Gilles Renault, Libération :

– « Un certain malaise nimbe l’exposition «les Parisiens sous l’Occupation». Présentée à la Bibliothèque historique de la ville de Paris, elle dépend de la direction des affaires culturelles de la mairie et donc du premier adjoint à la Culture, Christophe Girard. Qui, interrogé, n’y va pas par quatre chemins : «J’ai découvert cette exposition le jour de son inauguration et j’ai été gêné par son ambiguïté au point que je ne m’y suis pas attardé trop longtemps. D’abord en raison de son intitulé. J’aurais préféré « Des Parisiens sous l’Occupation » ou mieux encore, « Sous l’Occupation ». Mais c’est la liberté absolue du conservateur de la Bibliothèque historique, Jean Dérens, de choisir un titre, un thème d’exposition et un commissaire pour superviser sa réalisation. Mais, encore une fois, je trouve cette exposition mal accompagnée.»

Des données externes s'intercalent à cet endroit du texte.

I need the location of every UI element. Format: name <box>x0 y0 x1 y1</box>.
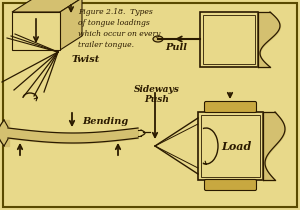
Text: Pull: Pull <box>165 43 187 52</box>
Text: Twist: Twist <box>72 55 100 64</box>
Polygon shape <box>12 12 60 50</box>
Text: Sideways
Push: Sideways Push <box>134 85 180 104</box>
Text: Bending: Bending <box>82 117 128 126</box>
Ellipse shape <box>153 36 163 42</box>
Bar <box>203 15 255 64</box>
Text: Figure 2.18.  Types
of tongue loadings
which occur on every
trailer tongue.: Figure 2.18. Types of tongue loadings wh… <box>78 8 160 49</box>
Bar <box>201 115 260 177</box>
Bar <box>198 112 263 180</box>
FancyBboxPatch shape <box>205 101 256 113</box>
Text: Load: Load <box>221 140 251 151</box>
Polygon shape <box>12 0 82 12</box>
FancyBboxPatch shape <box>205 180 256 190</box>
Polygon shape <box>60 0 82 50</box>
Bar <box>200 12 258 67</box>
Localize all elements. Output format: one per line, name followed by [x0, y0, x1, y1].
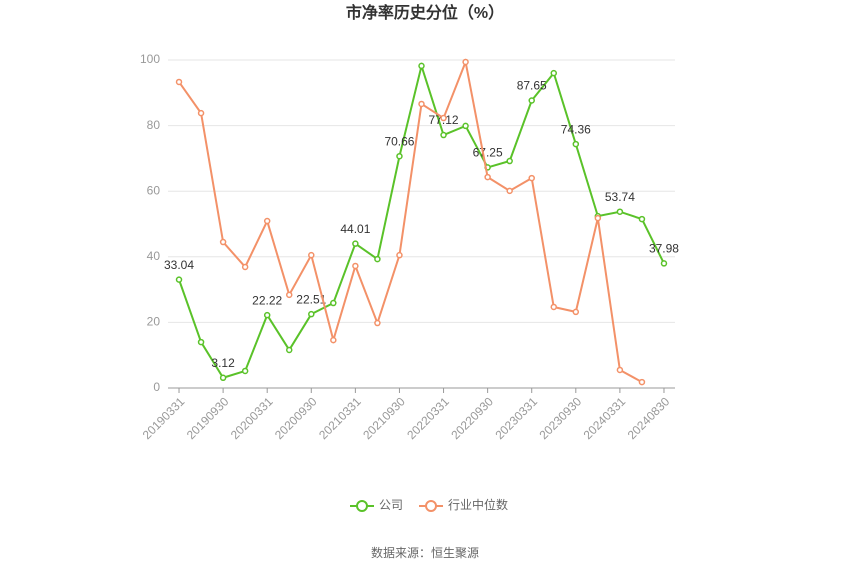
data-point [197, 338, 205, 346]
source-note: 数据来源：恒生聚源 [371, 545, 479, 560]
data-point [219, 238, 227, 246]
data-point [197, 109, 205, 117]
data-label: 74.36 [561, 122, 591, 136]
data-point [175, 276, 183, 283]
data-point [263, 311, 271, 319]
data-label: 3.12 [211, 356, 235, 370]
data-point [241, 263, 249, 271]
y-tick-label: 20 [147, 315, 161, 329]
data-point [528, 174, 535, 182]
data-point [616, 366, 624, 374]
data-point [572, 308, 580, 316]
data-point [506, 157, 513, 165]
data-label: 22.51 [296, 292, 326, 306]
x-tick-label: 20230930 [537, 394, 585, 442]
data-point [462, 122, 469, 130]
legend-marker [356, 500, 368, 512]
y-tick-label: 40 [147, 249, 161, 263]
data-label: 87.65 [517, 79, 547, 93]
x-tick-label: 20190331 [140, 394, 188, 442]
series-line [178, 58, 643, 383]
data-point [175, 78, 183, 86]
data-point [396, 251, 403, 259]
data-point [219, 374, 227, 382]
data-label: 22.22 [252, 293, 282, 307]
data-point [660, 260, 668, 267]
data-point [484, 173, 491, 181]
data-point [572, 140, 580, 148]
data-label: 33.04 [164, 258, 194, 272]
data-point [241, 367, 249, 375]
y-tick-label: 100 [140, 52, 160, 66]
data-point [616, 208, 624, 215]
data-point [263, 217, 271, 225]
data-point [418, 100, 425, 108]
data-point [594, 214, 602, 222]
legend-label: 行业中位数 [448, 497, 508, 512]
data-point [638, 215, 646, 223]
data-point [330, 299, 337, 307]
data-point [528, 97, 535, 104]
data-point [330, 336, 337, 344]
data-point [440, 131, 447, 139]
y-tick-label: 0 [153, 380, 160, 394]
data-label: 70.66 [384, 134, 414, 148]
data-point [462, 58, 469, 66]
data-label: 37.98 [649, 242, 679, 256]
x-tick-label: 20240830 [625, 394, 673, 442]
series-line [178, 62, 665, 379]
x-tick-label: 20230331 [492, 394, 540, 442]
x-tick-label: 20220930 [448, 394, 496, 442]
data-point [285, 291, 293, 299]
data-point [396, 152, 403, 160]
data-point [374, 255, 381, 263]
data-point [440, 114, 447, 122]
x-tick-label: 20240331 [581, 394, 629, 442]
data-point [418, 62, 425, 70]
data-point [374, 319, 381, 327]
x-tick-label: 20190930 [184, 394, 232, 442]
data-point [285, 346, 293, 354]
x-tick-label: 20200331 [228, 394, 276, 442]
x-tick-label: 20220331 [404, 394, 452, 442]
data-point [638, 378, 646, 386]
data-point [550, 69, 558, 77]
data-point [352, 240, 359, 247]
data-point [352, 262, 359, 270]
y-tick-label: 80 [147, 118, 161, 132]
data-point [550, 303, 558, 311]
x-tick-label: 20210331 [316, 394, 364, 442]
data-label: 53.74 [605, 190, 635, 204]
data-label: 44.01 [340, 222, 370, 236]
legend-marker [425, 500, 438, 512]
data-point [308, 310, 315, 318]
data-label: 67.25 [473, 146, 503, 160]
legend-label: 公司 [379, 498, 403, 512]
chart-title: 市净率历史分位（%） [346, 3, 504, 22]
x-tick-label: 20200930 [272, 394, 320, 442]
x-tick-label: 20210930 [360, 394, 408, 442]
data-point [308, 251, 315, 259]
y-tick-label: 60 [147, 183, 161, 197]
data-point [506, 187, 513, 195]
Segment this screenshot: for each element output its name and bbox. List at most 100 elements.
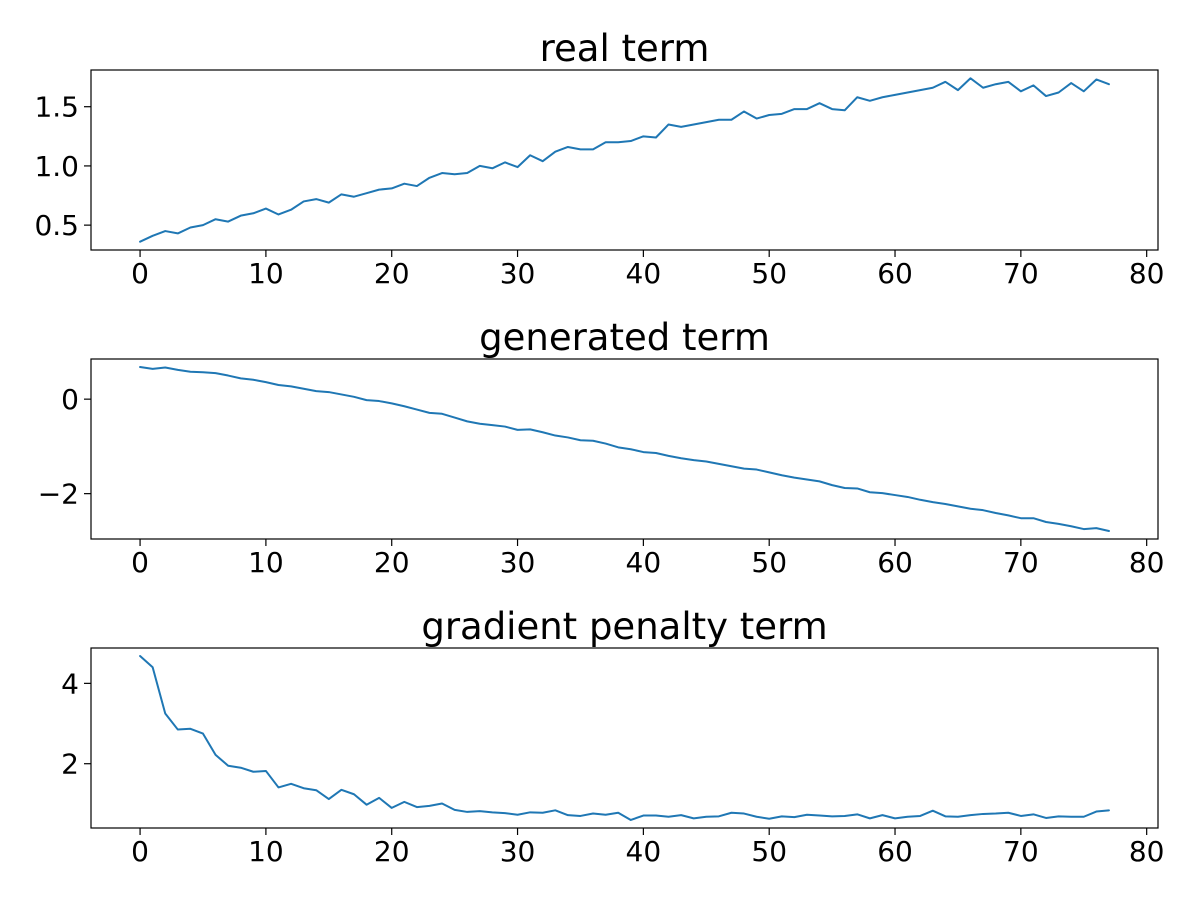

Pour remédier à ce défaut, la mairie de Paris a fait imprimer (…) un avertissement, donné avec chaque billet d’entrée, qui rappelle, entre autres, qu’André Zucca, auteur des photographies présentées, fut embauché par le magazine nazi Signal et qu’il a choisi «un regard qui ne montre rien, ou si peu, de la réalité de l’Occupation et de ses aspects dramatiques». » (8 avril)

Le 18 avril, les affiches annonçant cette exposition plus que douteuse dans sa présentation, sont retirées des murs de Paris.